The statement which was accompanied by a photograph of the nineteen beaming participants provided a detailed list of all the Key Reforms Implemented. Under Board and Leadership Structure, the changes listed include the introduction of term limits for the President and Vice President, the extension of the President and Vice President’s term from two to three years, the introduction of more female independent directors to enhance gender representation in decision-making, the Implementation of a Strategic Governance Committee, the reduction in the number and size of committees, the increased involvement of independent committee members, the strengthening of recruitment and selection processes to ensure the best-qualified candidates fill leadership positions.
In matters pertaining to Ethical and Compli-ance Measures the CWI will establish a centralized Integrity & Dispute Resolutions Committee to oversee ethics and disciplinary matters along with strengthened financial reporting and disclosure requirements including the public release of annual reports and audited financial statements to enhance transparency and accountability. In the area of Financial Oversight and Risk Management among the developments is the formation of an Audit, Risk and Compliance Com-mittee to improve financial oversight. Several changes are also projected for Gender Equality and Women’s Cricket Development including the introduction of business-class travel for the West Indies Senior Women’s team for all long-haul international flights and the provision of single-room accommodations for the West Indies Senior Women’s team on all international assignments, aligning with the men’s cricket policy.

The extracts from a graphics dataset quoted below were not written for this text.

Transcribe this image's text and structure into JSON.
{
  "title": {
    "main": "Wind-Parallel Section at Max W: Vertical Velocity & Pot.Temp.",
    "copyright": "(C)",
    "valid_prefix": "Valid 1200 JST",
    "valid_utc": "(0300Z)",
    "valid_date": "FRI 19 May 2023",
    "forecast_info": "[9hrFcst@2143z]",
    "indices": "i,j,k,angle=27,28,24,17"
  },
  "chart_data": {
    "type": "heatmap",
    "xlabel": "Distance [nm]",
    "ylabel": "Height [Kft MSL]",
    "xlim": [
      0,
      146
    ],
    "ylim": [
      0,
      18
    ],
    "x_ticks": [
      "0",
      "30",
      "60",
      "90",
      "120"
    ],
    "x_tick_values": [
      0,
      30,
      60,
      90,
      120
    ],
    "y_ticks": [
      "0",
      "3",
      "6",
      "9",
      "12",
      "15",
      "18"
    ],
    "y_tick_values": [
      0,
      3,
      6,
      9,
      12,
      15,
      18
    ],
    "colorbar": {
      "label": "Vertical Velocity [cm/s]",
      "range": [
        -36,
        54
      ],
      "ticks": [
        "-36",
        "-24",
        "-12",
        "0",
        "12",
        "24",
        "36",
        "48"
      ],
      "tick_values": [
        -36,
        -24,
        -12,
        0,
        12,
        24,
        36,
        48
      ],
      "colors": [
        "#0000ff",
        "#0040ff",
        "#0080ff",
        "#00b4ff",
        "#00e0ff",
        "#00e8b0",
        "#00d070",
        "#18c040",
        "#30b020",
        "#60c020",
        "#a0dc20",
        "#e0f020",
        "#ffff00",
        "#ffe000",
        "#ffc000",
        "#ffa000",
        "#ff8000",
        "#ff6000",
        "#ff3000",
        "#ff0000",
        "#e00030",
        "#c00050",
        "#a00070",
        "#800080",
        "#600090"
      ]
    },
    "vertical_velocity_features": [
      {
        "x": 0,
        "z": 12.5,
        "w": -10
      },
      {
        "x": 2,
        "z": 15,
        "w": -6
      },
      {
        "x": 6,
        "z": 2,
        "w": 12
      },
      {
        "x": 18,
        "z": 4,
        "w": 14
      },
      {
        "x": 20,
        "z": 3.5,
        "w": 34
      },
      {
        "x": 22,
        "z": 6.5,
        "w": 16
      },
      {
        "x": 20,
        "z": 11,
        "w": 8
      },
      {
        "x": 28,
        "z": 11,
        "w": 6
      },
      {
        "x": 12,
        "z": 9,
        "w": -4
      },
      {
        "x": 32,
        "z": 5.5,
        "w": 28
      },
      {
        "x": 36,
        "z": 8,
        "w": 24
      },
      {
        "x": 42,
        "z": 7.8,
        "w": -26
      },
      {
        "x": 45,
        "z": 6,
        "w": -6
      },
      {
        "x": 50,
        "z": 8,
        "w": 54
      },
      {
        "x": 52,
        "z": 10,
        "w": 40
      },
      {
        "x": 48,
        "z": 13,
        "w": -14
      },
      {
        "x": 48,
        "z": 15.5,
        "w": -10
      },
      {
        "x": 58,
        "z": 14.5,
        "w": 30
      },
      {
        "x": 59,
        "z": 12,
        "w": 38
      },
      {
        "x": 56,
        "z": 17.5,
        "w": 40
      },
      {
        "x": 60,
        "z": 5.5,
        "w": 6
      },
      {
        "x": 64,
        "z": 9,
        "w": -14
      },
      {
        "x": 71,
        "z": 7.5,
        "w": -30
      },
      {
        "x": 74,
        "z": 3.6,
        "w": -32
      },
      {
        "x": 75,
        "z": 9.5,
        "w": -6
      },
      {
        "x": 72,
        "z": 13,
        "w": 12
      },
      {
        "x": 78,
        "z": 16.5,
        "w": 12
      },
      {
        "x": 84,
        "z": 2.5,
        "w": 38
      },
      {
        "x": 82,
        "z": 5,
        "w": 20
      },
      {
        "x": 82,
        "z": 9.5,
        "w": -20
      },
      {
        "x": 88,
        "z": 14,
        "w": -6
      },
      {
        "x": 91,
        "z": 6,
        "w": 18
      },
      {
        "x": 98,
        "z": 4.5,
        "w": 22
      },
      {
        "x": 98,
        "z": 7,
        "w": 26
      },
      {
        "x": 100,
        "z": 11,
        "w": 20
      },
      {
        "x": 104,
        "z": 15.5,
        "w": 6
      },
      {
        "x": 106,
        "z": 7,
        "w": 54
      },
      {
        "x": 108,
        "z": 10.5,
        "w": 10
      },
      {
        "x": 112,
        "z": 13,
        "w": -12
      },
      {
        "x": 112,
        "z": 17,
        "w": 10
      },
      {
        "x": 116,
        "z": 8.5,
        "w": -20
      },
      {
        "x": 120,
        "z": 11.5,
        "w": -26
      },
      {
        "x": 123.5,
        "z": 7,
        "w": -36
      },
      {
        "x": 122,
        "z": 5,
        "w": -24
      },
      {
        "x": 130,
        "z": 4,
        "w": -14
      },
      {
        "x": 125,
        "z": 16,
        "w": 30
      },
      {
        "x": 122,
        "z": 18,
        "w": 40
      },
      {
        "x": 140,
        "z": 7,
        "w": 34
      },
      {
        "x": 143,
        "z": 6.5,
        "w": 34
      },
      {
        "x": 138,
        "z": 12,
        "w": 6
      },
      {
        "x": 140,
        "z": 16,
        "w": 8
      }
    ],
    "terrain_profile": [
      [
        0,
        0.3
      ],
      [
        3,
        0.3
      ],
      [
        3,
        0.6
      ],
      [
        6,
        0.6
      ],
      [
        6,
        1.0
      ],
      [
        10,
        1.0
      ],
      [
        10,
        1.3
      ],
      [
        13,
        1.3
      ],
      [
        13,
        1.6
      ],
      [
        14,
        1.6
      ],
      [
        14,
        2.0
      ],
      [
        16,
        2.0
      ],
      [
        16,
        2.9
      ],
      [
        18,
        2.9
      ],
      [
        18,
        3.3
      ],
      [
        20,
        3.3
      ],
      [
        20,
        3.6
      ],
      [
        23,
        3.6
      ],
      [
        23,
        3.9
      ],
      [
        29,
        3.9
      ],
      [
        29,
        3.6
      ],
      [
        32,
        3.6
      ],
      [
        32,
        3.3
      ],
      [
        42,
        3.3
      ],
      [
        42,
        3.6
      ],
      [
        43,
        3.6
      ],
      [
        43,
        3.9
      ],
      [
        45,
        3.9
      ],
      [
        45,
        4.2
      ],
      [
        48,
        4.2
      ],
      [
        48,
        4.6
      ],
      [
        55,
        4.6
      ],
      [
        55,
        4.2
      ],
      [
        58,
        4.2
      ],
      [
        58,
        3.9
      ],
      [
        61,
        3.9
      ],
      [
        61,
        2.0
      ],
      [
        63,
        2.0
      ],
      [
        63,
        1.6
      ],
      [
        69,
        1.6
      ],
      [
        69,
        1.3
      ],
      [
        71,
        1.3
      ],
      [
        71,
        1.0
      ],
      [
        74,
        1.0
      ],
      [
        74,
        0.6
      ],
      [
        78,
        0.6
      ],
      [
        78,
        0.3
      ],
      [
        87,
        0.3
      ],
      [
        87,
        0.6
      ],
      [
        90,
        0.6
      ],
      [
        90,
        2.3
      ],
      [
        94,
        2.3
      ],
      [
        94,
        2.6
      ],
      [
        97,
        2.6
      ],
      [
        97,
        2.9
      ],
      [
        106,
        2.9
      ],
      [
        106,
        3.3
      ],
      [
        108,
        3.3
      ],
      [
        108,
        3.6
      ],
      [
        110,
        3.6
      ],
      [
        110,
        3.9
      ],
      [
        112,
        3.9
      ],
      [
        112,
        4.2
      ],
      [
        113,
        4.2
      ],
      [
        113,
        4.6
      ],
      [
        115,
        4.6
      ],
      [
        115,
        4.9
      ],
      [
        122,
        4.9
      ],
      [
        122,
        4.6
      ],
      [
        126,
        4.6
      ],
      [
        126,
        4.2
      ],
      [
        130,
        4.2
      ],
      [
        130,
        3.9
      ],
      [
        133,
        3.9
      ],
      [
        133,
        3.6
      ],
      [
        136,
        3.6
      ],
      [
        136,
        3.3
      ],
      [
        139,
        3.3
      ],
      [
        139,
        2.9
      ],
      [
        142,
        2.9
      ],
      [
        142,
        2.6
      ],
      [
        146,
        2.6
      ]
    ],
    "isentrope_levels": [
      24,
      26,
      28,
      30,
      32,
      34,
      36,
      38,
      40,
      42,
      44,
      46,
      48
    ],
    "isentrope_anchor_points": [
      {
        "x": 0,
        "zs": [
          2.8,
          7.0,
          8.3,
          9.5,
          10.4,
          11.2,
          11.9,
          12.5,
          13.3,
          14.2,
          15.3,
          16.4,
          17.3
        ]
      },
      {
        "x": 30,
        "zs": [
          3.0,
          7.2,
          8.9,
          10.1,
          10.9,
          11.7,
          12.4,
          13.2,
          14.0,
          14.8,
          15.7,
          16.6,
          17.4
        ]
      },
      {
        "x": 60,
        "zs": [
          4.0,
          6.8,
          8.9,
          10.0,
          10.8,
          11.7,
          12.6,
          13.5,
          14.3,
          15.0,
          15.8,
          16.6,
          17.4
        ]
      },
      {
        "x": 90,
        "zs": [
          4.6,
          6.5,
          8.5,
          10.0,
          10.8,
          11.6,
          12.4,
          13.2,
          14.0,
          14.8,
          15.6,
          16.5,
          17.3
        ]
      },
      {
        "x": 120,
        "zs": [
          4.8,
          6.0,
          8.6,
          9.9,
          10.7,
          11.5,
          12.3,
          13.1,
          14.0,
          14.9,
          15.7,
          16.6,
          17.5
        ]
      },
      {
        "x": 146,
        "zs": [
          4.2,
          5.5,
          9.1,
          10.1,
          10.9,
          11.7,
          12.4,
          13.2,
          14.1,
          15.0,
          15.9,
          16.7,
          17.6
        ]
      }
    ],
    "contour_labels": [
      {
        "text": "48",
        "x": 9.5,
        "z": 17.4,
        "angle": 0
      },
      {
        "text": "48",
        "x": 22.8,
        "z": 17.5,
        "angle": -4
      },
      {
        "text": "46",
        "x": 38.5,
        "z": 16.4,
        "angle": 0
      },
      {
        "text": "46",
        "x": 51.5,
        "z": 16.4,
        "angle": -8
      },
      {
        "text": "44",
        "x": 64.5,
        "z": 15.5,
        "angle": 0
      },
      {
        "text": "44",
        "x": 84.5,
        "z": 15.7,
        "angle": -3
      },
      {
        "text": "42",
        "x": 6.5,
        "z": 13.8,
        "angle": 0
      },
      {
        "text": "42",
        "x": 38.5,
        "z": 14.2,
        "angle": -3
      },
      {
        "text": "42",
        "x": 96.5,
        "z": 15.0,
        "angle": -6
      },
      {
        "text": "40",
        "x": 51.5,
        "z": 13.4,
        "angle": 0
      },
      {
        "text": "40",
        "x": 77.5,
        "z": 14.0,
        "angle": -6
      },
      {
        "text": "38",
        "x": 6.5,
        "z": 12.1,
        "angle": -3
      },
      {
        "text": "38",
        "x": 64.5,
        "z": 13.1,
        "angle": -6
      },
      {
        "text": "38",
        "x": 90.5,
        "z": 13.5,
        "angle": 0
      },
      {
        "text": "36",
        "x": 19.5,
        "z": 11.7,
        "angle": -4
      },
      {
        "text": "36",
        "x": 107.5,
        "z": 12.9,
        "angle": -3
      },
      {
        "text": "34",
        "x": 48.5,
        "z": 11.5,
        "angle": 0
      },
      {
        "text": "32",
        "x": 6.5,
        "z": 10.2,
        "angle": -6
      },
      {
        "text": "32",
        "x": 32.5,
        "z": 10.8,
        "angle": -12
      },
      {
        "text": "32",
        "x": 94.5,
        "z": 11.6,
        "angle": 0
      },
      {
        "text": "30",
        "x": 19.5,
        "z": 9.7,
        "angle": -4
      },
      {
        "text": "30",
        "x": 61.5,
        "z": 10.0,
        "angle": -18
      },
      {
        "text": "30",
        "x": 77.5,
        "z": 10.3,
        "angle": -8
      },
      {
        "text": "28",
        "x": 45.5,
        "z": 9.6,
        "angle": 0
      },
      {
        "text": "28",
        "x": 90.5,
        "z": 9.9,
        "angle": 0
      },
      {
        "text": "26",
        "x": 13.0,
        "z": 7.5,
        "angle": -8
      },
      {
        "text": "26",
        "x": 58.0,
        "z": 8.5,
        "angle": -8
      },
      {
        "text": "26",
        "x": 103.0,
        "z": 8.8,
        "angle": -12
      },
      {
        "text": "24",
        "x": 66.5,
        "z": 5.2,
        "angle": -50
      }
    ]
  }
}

CWI President Dr. Kishore Shallow, who was quoted extensively in the statement emphasized the collaborative effort that led to these reforms, “For decades, I have championed term limits in leadership, ensuring fresh ideas and new energy at the helm. While the decision was not unanimous, every territorial board stands united in strengthening our organization, upholding transparency, and securing a brighter future for West Indies cricket.”
West Indies cricket fans who have been waiting for over two decades for substantial governance reform will probably greet this grand announcement with lots of skepticism. No one can blame them for being wary in this instance and viewing all these changes as cosmetic. They have been hearing about governance reform since the submission of the Patterson Report way back in 2007. The 139-page report, produced by the former Jamaican Prime Minister P J Patterson, Sir Alister McIntyre and Dr. Ian McDonald laid out a comprehensive framework for restructuring the way the game was being administered in the region. Patterson later lamented wasting a year of his life to prepare a document which was then ignored by the entity that had commissioned it. The WICB’s response a year later to a four-page letter from the Patterson Committee enquiring why the region had been kept in the dark as to the outcome of the WICB’s deliberations and the fate of the report, was to point out that it had failed to deal with the many challenges facing the game in the region.

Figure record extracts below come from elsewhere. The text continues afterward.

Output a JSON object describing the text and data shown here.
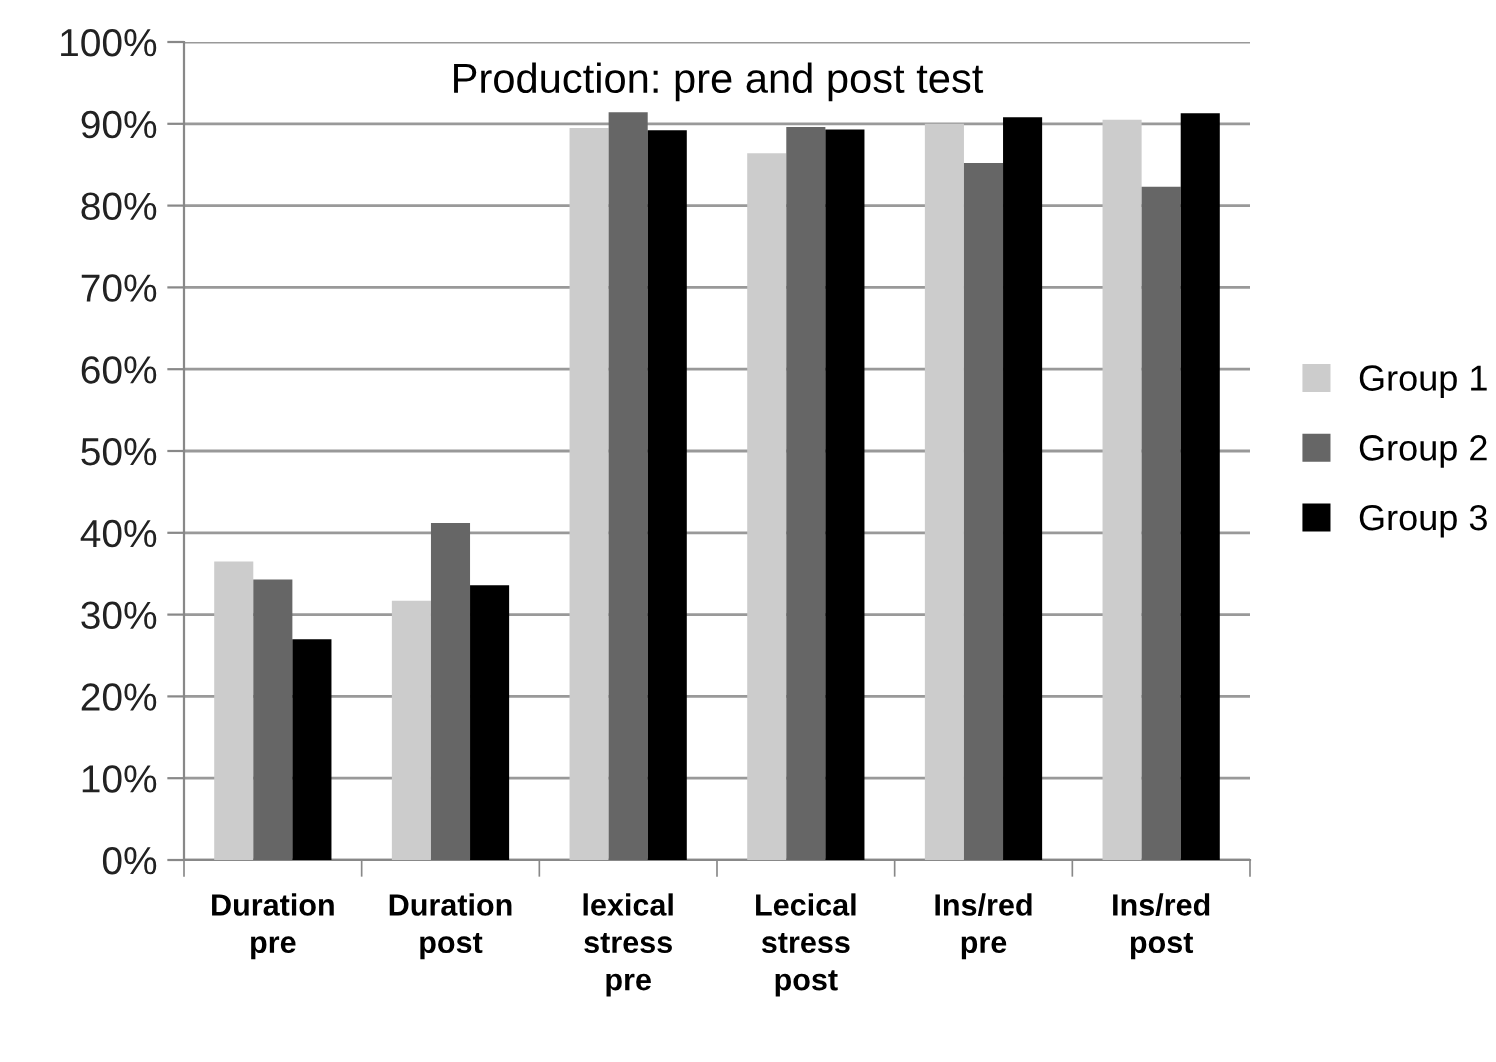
{
  "chart_data": {
    "type": "bar",
    "title": "Production: pre and post test",
    "categories": [
      "Duration\npre",
      "Duration\npost",
      "lexical\nstress\npre",
      "Lecical\nstress\npost",
      "Ins/red\npre",
      "Ins/red\npost"
    ],
    "series": [
      {
        "name": "Group 1",
        "color": "#cccccc",
        "values": [
          36.5,
          31.7,
          89.5,
          86.4,
          90.0,
          90.5
        ]
      },
      {
        "name": "Group 2",
        "color": "#666666",
        "values": [
          34.3,
          41.2,
          91.4,
          89.6,
          85.2,
          82.3
        ]
      },
      {
        "name": "Group 3",
        "color": "#000000",
        "values": [
          27.0,
          33.6,
          89.2,
          89.3,
          90.8,
          91.3
        ]
      }
    ],
    "ylim": [
      0,
      100
    ],
    "yticks": [
      {
        "value": 0,
        "label": "0%"
      },
      {
        "value": 10,
        "label": "10%"
      },
      {
        "value": 20,
        "label": "20%"
      },
      {
        "value": 30,
        "label": "30%"
      },
      {
        "value": 40,
        "label": "40%"
      },
      {
        "value": 50,
        "label": "50%"
      },
      {
        "value": 60,
        "label": "60%"
      },
      {
        "value": 70,
        "label": "70%"
      },
      {
        "value": 80,
        "label": "80%"
      },
      {
        "value": 90,
        "label": "90%"
      },
      {
        "value": 100,
        "label": "100%"
      }
    ],
    "grid": "y",
    "legend": "right"
  }
}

“Among these issues [not addressed by the report] are the negotiation of players’ rights, intellectual property rights of cricketers, trade negotiation, the financing of international cricket, the issue of technology and the development of players and, importantly, the issue of television and internet broadcasting rights,” WICB’s reply stated. The board was blatantly tap dancing around the actual issue at hand.
It was the beginning of a replicating pattern of behaviour which the West Indian public would simply grow weary of, thus, increasing their disgust for the controlling body. The Wilkin Report arrived in 2012, the Barriteau Report followed in 2015, and the Wehby Report (upon which these recent changes are based) in August 2020. Each report saw no action taken by the board followed by weak promises to examine it, and then essentially no further action.
The crux of every report was the dissolution of the board and its replacement by a professional body. Charles Wilkin, the St. Kitts-Nevis Queen’s Counsel, who immediately resigned from the WICB Governance Committee once he realized that his report was destined to suffer the same fate of Patterson’s, gathering dust in a backroom, charged, … “the [WICB] directors wanted to preserve at all costs all of their positions on the board.”
Wilkin’s sentiments still ring true today. An attempt to vote on these changes at a meeting in December last was greeted with a boycott by the Barbadian and Guyanese cricket boards. Once again, CWI has opted to forgo dissolution. The exhaustive Barriteau Report was damning in its review of the WICB’s “anachronistic, antiquated and obsolete” governance structure and called for its immediate dissolution and replacement by an interim management committee, noting that,” These two key measures are absolutely necessary in order to transform and modernize the governance, management, administration and the playing of the game.”
After all the years of hopscotching around the issues the board seems to have agreed to all these changes whilst circumventing the heart of the matter, its dissolution. With the same players remaining in situ, how can the West Indies fans expect any changes?